I can understand giving you the major version at the time you bought the subscription but it's a bit stingy to exclude minor version bumps (Y releases).
You're forced to upgrade when the language you're using upgrades. Or the ecosystem around the product evolves. The IDE doesn't live in a vacuum that will work in perpetuity.
It's realistically much closer to renting than buying as once the updates stop it's not that much longer until the product is no longer usable in a modern environment. Simple example would be if you want to use Kotlin 1.1.4 (latest stable) you must be using Intellij 2016.2 or newer to get the corresponding 1.1.4 kotlin plugin. And if you use an older plugin, the IDE will complain at you and things will be buggy and not work right. Similarly since gradle support is built into the IDE at some point that will fail if your IDE is no longer being updated.
It's not realistic to avoid updating the IDE for long. That's why Jetbrains prominently features subscription and yearly renewals - because you're very nearly forced into it.
It used to be there was a plugin package to allow you to use IntelliJ for C/C++ development, in addition to all the other languages. That changed, though - and they split CLion off the main branch.
So now - if for instance you want to do NodeJS robotics work, and interface to an Arduino (for example), you would need to use regular IntelliJ with the extensions for javascript, and CLion separately for C/C++ development. Essentially dinging you twice for what should be the same damn product.
It wouldn't surprise me in the least to see them split the javascript portion off into its own editor suite as well.
Atom may not be or have everything that IntelliJ does, but because it is open source, and extensible, and not controlled by a singular entity, I know that I don't have to worry about it changing like that in the future.
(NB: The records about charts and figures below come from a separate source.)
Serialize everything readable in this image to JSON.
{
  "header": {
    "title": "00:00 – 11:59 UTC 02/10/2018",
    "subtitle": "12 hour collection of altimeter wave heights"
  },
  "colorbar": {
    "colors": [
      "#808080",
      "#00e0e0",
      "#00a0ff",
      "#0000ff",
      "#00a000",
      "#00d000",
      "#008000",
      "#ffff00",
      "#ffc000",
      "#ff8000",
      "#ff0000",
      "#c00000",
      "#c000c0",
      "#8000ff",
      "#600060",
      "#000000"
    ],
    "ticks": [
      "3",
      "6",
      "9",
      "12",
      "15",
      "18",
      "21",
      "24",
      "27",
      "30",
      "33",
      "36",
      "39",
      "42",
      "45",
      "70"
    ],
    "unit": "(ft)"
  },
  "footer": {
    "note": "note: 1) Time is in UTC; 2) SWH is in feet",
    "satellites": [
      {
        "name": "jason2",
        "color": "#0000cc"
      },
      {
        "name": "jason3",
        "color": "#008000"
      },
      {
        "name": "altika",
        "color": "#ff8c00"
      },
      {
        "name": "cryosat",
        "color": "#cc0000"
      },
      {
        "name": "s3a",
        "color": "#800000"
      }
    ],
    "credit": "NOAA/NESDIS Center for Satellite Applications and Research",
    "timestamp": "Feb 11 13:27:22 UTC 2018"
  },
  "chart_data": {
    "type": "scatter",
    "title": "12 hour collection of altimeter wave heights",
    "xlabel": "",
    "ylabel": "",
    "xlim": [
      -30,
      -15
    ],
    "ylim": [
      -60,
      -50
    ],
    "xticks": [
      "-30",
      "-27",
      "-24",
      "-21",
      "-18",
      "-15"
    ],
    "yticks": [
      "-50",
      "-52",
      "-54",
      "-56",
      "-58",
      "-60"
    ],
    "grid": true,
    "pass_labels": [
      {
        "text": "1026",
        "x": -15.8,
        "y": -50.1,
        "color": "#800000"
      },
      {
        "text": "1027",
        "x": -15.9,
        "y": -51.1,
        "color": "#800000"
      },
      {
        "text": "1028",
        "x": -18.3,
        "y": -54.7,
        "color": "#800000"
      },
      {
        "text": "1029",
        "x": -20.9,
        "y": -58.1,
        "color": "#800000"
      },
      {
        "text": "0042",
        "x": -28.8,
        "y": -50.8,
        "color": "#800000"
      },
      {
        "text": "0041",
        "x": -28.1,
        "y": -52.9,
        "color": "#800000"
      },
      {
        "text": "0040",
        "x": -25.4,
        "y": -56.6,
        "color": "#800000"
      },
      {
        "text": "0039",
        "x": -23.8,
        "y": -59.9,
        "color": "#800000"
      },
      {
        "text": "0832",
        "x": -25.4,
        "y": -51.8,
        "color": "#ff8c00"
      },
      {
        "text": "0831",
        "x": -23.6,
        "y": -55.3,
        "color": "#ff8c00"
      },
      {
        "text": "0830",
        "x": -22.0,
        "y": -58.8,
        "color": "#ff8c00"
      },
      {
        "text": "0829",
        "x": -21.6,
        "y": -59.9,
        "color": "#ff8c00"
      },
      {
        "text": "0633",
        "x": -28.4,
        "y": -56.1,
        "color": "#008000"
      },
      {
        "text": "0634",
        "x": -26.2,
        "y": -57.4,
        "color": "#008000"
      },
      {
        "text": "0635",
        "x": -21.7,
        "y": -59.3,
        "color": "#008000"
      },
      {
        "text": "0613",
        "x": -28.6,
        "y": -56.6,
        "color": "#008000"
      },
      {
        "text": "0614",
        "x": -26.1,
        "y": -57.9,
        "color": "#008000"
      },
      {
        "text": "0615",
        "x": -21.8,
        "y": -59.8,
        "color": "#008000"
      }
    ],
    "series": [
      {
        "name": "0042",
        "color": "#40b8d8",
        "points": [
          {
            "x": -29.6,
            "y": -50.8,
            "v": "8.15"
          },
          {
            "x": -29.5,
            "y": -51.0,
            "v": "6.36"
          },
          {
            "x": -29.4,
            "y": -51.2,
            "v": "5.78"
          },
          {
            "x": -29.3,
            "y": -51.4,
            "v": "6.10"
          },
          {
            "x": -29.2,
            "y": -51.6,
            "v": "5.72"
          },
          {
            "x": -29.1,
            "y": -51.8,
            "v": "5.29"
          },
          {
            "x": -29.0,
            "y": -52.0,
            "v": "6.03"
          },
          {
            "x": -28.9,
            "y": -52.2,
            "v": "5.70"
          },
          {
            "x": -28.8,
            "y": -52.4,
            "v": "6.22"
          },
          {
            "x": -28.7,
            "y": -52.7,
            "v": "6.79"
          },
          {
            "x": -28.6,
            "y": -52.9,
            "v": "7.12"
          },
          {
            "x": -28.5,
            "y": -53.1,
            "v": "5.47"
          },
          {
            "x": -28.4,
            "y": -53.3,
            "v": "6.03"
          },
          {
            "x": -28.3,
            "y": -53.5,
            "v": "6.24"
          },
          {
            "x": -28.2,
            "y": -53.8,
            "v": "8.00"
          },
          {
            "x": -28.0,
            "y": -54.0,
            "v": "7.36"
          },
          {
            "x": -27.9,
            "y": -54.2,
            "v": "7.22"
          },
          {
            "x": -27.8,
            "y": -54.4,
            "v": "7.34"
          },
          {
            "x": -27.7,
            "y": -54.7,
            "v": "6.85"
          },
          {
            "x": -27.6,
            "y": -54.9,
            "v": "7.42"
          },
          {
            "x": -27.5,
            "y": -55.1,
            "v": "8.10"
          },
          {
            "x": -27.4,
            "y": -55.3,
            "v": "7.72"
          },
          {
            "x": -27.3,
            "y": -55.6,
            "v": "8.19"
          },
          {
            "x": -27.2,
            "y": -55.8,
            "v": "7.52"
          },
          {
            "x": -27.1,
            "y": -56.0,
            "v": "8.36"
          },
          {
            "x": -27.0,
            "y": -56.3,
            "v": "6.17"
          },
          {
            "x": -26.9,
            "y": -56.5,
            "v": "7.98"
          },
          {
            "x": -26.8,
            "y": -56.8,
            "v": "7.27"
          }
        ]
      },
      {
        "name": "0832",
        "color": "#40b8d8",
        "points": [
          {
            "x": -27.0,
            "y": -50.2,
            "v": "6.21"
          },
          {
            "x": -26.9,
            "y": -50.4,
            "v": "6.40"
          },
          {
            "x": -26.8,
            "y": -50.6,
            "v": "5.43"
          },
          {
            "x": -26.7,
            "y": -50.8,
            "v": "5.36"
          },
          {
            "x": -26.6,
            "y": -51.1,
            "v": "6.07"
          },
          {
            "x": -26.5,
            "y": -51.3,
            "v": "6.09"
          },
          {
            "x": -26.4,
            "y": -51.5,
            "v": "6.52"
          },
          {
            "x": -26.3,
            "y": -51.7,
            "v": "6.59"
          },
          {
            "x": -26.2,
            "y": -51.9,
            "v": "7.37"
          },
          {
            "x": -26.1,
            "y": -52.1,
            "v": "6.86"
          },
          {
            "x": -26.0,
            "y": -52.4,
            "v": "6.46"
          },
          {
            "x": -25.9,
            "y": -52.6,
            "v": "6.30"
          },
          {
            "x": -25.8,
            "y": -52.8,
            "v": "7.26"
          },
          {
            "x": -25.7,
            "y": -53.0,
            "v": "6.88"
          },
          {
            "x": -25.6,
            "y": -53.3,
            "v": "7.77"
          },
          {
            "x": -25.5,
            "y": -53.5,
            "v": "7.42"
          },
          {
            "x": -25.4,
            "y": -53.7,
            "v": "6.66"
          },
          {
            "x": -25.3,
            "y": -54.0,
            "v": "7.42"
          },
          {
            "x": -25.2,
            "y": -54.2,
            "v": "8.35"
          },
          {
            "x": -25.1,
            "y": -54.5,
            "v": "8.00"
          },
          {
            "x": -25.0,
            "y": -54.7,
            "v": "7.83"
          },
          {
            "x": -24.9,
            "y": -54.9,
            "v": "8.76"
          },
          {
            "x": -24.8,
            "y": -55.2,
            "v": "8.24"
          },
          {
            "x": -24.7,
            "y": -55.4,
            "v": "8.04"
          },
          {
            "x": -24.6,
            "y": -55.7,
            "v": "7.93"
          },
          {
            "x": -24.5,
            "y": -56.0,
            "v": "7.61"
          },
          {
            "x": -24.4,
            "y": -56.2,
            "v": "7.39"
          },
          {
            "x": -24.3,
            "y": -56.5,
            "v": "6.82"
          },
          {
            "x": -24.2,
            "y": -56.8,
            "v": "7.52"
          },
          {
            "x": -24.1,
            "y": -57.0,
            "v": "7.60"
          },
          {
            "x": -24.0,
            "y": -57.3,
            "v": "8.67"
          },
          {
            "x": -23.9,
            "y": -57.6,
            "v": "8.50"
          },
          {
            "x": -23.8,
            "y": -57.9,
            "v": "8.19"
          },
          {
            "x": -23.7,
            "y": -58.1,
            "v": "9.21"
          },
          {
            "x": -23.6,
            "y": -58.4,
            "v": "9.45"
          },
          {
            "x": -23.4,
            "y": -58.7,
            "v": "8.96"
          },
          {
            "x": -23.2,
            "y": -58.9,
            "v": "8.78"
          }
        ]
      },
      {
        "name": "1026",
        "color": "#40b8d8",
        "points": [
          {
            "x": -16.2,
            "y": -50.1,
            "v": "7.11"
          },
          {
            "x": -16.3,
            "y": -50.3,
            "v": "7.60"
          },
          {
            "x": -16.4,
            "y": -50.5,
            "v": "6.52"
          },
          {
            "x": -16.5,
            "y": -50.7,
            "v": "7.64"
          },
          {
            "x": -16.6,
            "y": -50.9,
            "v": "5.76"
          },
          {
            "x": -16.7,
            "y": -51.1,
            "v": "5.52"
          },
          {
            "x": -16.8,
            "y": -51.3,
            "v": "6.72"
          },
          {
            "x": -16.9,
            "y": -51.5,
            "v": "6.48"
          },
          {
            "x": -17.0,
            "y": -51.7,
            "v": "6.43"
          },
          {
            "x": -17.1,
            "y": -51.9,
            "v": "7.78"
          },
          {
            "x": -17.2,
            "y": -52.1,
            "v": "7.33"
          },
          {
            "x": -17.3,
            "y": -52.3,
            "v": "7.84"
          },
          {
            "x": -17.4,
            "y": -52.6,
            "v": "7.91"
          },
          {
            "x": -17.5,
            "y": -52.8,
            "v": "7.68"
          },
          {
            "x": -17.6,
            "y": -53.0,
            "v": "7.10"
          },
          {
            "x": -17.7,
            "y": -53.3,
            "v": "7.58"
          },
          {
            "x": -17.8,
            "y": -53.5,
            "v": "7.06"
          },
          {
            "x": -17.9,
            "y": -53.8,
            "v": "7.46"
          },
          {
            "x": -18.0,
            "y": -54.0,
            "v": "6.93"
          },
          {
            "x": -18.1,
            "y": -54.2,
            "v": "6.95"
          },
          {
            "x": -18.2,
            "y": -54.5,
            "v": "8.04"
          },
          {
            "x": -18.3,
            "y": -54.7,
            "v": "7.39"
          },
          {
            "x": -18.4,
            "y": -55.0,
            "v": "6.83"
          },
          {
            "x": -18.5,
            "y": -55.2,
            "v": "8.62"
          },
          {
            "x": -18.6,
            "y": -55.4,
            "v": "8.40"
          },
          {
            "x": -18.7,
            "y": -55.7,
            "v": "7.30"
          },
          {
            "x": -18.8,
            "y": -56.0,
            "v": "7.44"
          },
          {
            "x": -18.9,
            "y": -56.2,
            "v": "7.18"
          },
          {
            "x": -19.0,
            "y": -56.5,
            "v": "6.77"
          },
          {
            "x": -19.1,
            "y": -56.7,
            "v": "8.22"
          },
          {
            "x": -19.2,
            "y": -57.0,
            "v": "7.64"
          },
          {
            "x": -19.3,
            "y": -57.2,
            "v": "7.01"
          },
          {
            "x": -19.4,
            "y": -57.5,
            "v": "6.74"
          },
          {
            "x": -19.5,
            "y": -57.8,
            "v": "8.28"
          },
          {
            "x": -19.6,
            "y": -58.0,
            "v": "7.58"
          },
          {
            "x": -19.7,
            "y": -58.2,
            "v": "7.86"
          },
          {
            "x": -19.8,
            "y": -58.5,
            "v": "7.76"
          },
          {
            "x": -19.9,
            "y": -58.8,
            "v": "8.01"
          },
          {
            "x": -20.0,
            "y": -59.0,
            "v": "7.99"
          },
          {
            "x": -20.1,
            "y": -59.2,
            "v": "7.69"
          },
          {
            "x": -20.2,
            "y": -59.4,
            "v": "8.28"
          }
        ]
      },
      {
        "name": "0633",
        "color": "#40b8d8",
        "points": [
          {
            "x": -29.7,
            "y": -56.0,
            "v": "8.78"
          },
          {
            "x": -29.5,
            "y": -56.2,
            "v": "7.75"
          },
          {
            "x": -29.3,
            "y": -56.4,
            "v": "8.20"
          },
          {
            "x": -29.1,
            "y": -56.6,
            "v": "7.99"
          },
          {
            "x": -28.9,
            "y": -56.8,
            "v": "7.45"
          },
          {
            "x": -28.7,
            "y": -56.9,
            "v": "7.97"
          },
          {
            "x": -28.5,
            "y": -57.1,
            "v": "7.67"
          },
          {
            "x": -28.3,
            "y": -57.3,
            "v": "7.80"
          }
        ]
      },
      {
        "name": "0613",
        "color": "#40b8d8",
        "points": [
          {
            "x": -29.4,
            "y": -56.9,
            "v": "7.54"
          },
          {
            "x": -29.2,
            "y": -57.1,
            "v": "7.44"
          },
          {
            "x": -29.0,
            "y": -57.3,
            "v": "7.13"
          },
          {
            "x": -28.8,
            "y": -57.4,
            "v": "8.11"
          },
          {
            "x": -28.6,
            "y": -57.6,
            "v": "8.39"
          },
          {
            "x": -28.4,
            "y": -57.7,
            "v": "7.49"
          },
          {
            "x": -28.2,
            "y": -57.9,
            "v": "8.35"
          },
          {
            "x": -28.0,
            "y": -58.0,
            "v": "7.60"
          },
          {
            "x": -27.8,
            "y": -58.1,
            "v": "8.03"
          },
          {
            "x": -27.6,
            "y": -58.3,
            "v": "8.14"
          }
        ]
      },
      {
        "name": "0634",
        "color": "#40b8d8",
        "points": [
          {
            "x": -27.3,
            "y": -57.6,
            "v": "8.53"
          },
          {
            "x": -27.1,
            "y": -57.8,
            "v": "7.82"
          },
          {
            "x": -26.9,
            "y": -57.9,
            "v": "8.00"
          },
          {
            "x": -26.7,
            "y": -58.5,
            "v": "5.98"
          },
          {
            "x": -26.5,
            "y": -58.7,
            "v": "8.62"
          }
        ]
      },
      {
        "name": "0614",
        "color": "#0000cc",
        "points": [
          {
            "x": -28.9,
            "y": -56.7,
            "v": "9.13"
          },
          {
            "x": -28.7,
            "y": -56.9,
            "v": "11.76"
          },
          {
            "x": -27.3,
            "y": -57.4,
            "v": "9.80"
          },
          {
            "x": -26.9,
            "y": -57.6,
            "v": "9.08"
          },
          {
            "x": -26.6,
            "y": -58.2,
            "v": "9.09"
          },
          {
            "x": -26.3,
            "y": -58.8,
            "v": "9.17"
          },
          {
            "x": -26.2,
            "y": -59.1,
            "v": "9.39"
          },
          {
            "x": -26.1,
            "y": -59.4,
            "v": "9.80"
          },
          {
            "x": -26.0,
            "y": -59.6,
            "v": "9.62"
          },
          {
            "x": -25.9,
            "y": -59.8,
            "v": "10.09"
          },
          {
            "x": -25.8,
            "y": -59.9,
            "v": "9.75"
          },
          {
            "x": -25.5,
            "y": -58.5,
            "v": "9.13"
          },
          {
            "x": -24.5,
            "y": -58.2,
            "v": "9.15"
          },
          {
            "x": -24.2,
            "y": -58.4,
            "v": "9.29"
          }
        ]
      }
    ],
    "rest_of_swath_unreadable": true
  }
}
Don't get me wrong, though - I like IntelliJ, I think it's a great IDE (started out with PHPStorm). But I think it should have stayed general purpose and extensible, and not lock languages out to move people to another (but essentially the same) IDE. I'd have no problem paying the yearly fee - but I'm not going to pay for it twice.
I'm not a fan of their license change either, but calling it perpetual rent is just not correct.